Posted by: Transor Z | March 03, 2011 at 10:00 AM
In the last 5 years, 3 mortgage servicers have collectively paid $176,000,000.00 to "compensate" 560,000 +/- victims without admitting any wrongdoing (read buy their asses out of a sling).
And yet, not only has the industry apparently not learned any lessons from it but, as has now been confirmed ad naseaum, they were simultaneously making the problem that much worse.
Once again, I whole-heartedly agree with Judge Roy. The time for carrots for the industry has long since passed. And the sticks that need to be brought forth should either say "Louisville" on them or should be outfitted with pitchforks.
On a separate note, to make the individual chain of title that much more defective, I'm now noticing "robo-signors" and DocX (specifically one of the incarnations of the infamous Linda Green) involved in Satisfactions of Mortgage as well as Assignments thereof. What effect does THAT potentially have on the world as we know it?
Posted by: Mike Dillon | March 03, 2011 at 10:06 AM
I hear $20B settlement and I recall that HAMP was a $45B program.
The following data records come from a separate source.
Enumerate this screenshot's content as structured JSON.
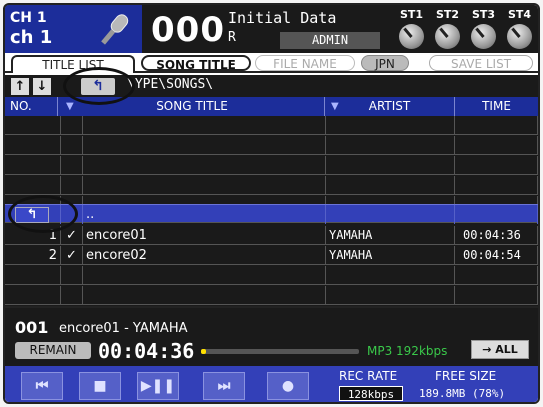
{
  "header": {
    "channel_line1": "CH 1",
    "channel_line2": "ch 1",
    "mic_icon": "microphone-icon",
    "scene_number": "000",
    "scene_name": "Initial Data",
    "scene_sub": "R",
    "user_level": "ADMIN",
    "st_labels": [
      "ST1",
      "ST2",
      "ST3",
      "ST4"
    ]
  },
  "tabs": {
    "title_list": "TITLE LIST",
    "song_title": "SONG TITLE",
    "file_name": "FILE NAME",
    "jpn": "JPN",
    "save_list": "SAVE LIST"
  },
  "path_bar": {
    "up_arrow": "↑",
    "down_arrow": "↓",
    "parent_button": "↰",
    "path": "\\YPE\\SONGS\\"
  },
  "columns": {
    "no": "NO.",
    "song_title": "SONG TITLE",
    "artist": "ARTIST",
    "time": "TIME"
  },
  "list": {
    "parent_row_label": "..",
    "parent_button": "↰",
    "rows": [
      {
        "no": "1",
        "check": "✓",
        "title": "encore01",
        "artist": "YAMAHA",
        "time": "00:04:36"
      },
      {
        "no": "2",
        "check": "✓",
        "title": "encore02",
        "artist": "YAMAHA",
        "time": "00:04:54"
      }
    ]
  },
  "now_playing": {
    "number": "001",
    "song": "encore01 - YAMAHA",
    "remain_label": "REMAIN",
    "remain_time": "00:04:36",
    "progress_fraction": 0.03,
    "format": "MP3  192kbps",
    "repeat_mode": "→ ALL"
  },
  "transport": {
    "prev": "⏮",
    "stop": "■",
    "play_pause": "▶❚❚",
    "next": "⏭",
    "record": "●",
    "rec_rate_label": "REC RATE",
    "rec_rate_value": "128kbps",
    "free_size_label": "FREE SIZE",
    "free_size_value": "189.8MB (78%)"
  },
  "colors": {
    "accent_blue": "#1c2d9a",
    "row_highlight": "#3340b8",
    "format_green": "#3ac84a",
    "progress_yellow": "#ffe000"
  }
}
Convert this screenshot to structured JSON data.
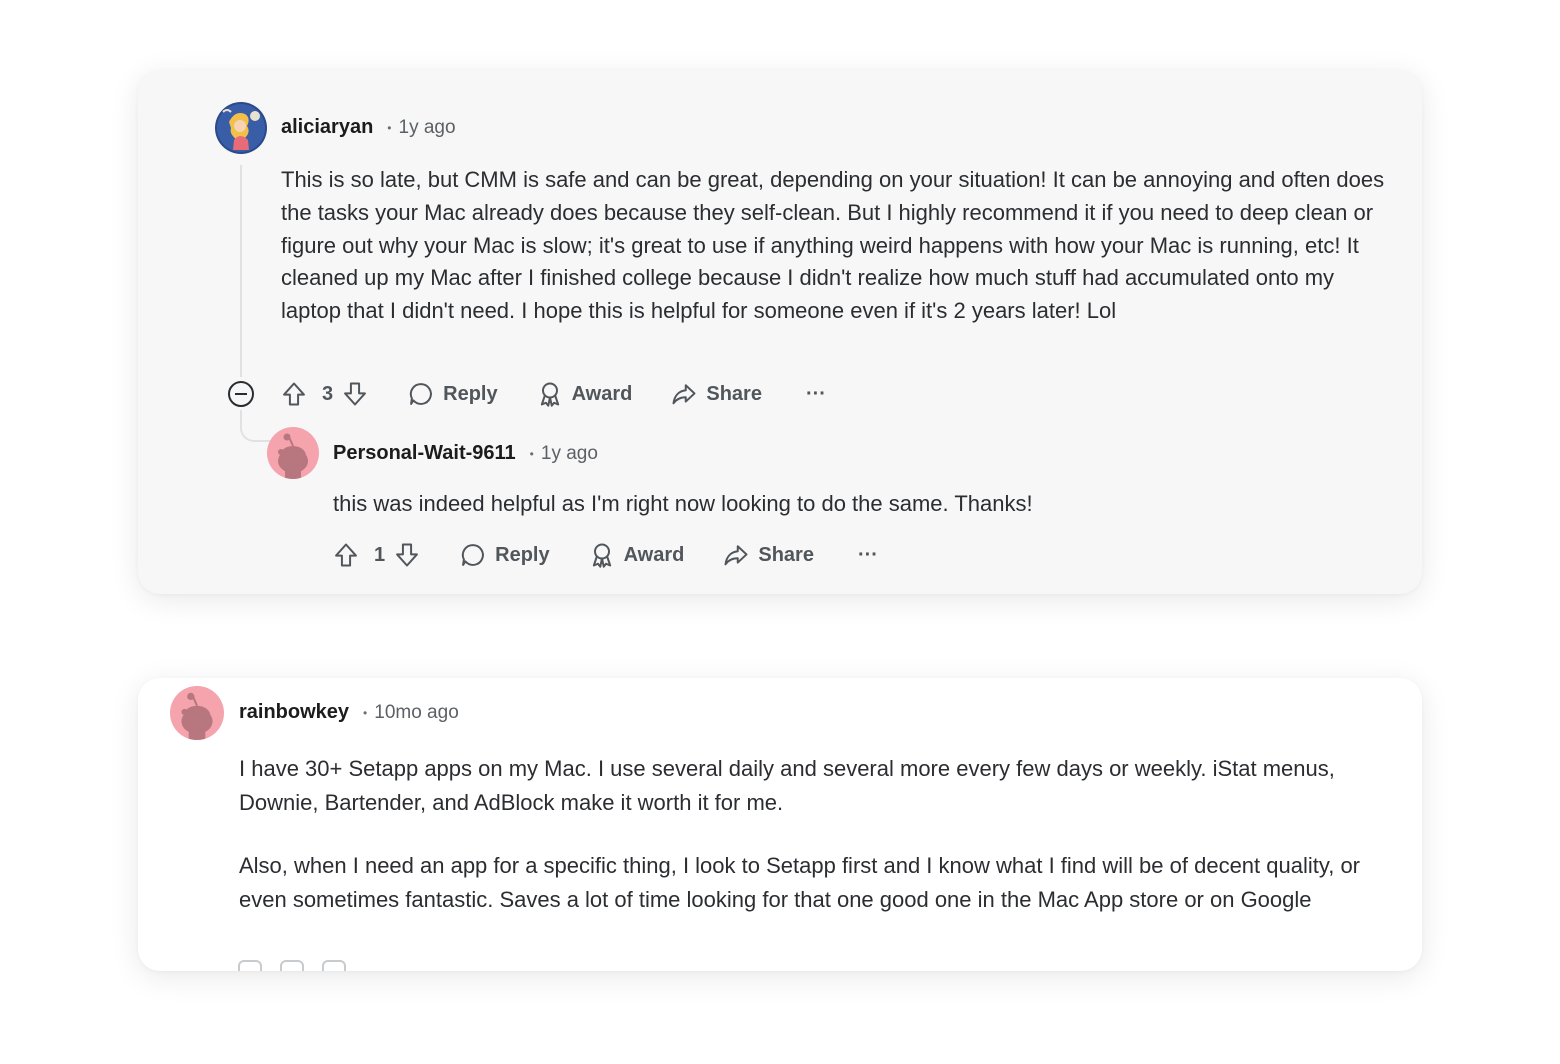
{
  "comments": [
    {
      "username": "aliciaryan",
      "time": "1y ago",
      "paragraphs": [
        "This is so late, but CMM is safe and can be great, depending on your situation! It can be annoying and often does the tasks your Mac already does because they self-clean. But I highly recommend it if you need to deep clean or figure out why your Mac is slow; it's great to use if anything weird happens with how your Mac is running, etc! It cleaned up my Mac after I finished college because I didn't realize how much stuff had accumulated onto my laptop that I didn't need. I hope this is helpful for someone even if it's 2 years later! Lol"
      ],
      "votes": "3",
      "actions": {
        "reply": "Reply",
        "award": "Award",
        "share": "Share",
        "more": "···"
      },
      "replies": [
        {
          "username": "Personal-Wait-9611",
          "time": "1y ago",
          "text": "this was indeed helpful as I'm right now looking to do the same. Thanks!",
          "votes": "1",
          "actions": {
            "reply": "Reply",
            "award": "Award",
            "share": "Share",
            "more": "···"
          }
        }
      ]
    },
    {
      "username": "rainbowkey",
      "time": "10mo ago",
      "paragraphs": [
        "I have 30+ Setapp apps on my Mac. I use several daily and several more every few days or weekly. iStat menus, Downie, Bartender, and AdBlock make it worth it for me.",
        "Also, when I need an app for a specific thing, I look to Setapp first and I know what I find will be of decent quality, or even sometimes fantastic. Saves a lot of time looking for that one good one in the Mac App store or on Google"
      ]
    }
  ],
  "colors": {
    "default_avatar_bg": "#f5a3ad",
    "snoo": "#b8777f",
    "card1_bg": "#f7f7f8"
  }
}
I'm also reminded that the Wall Street bonus pool for 2009 was...$20.3B.
I'm also reminded that, at least the top 5 of the mortgage servicers and some of the others, were declared banks too big to fail, and are still suspected of being insolvent in spite of the Stress Tests that the Treasury department conducted.
And I'm starting to think that perhaps it would be more appropriate to break up some of these conglomerate banks which effectively cornered the residential mortgage-lending markets by underpricing everybody else by way of cheap-but-shoddy underwriting.
Posted by: Patrick (G) | March 03, 2011 at 04:40 PM
If there are no criminal charges attached with these fines, I believe there will be a ROAR from the homeowners. We know what's going on. DC knows what's going on. And so do these 50 AGs. Do not think we are stupid, as you will be sadly mistaken.
We will take to the streets....it will make Wisconsin look like a picnic.
Posted by: Karen1p | March 04, 2011 at 02:24 AM
I like $20B for legal aide for homeowners, let the courts determine the penalty, but only if the courts are impartial and the fight is fair. Homeowners need legal representation.
Posted by: Diana Cessna | March 04, 2011 at 11:30 PM
An interesting and intellectually written post. Thankz for the good work dude.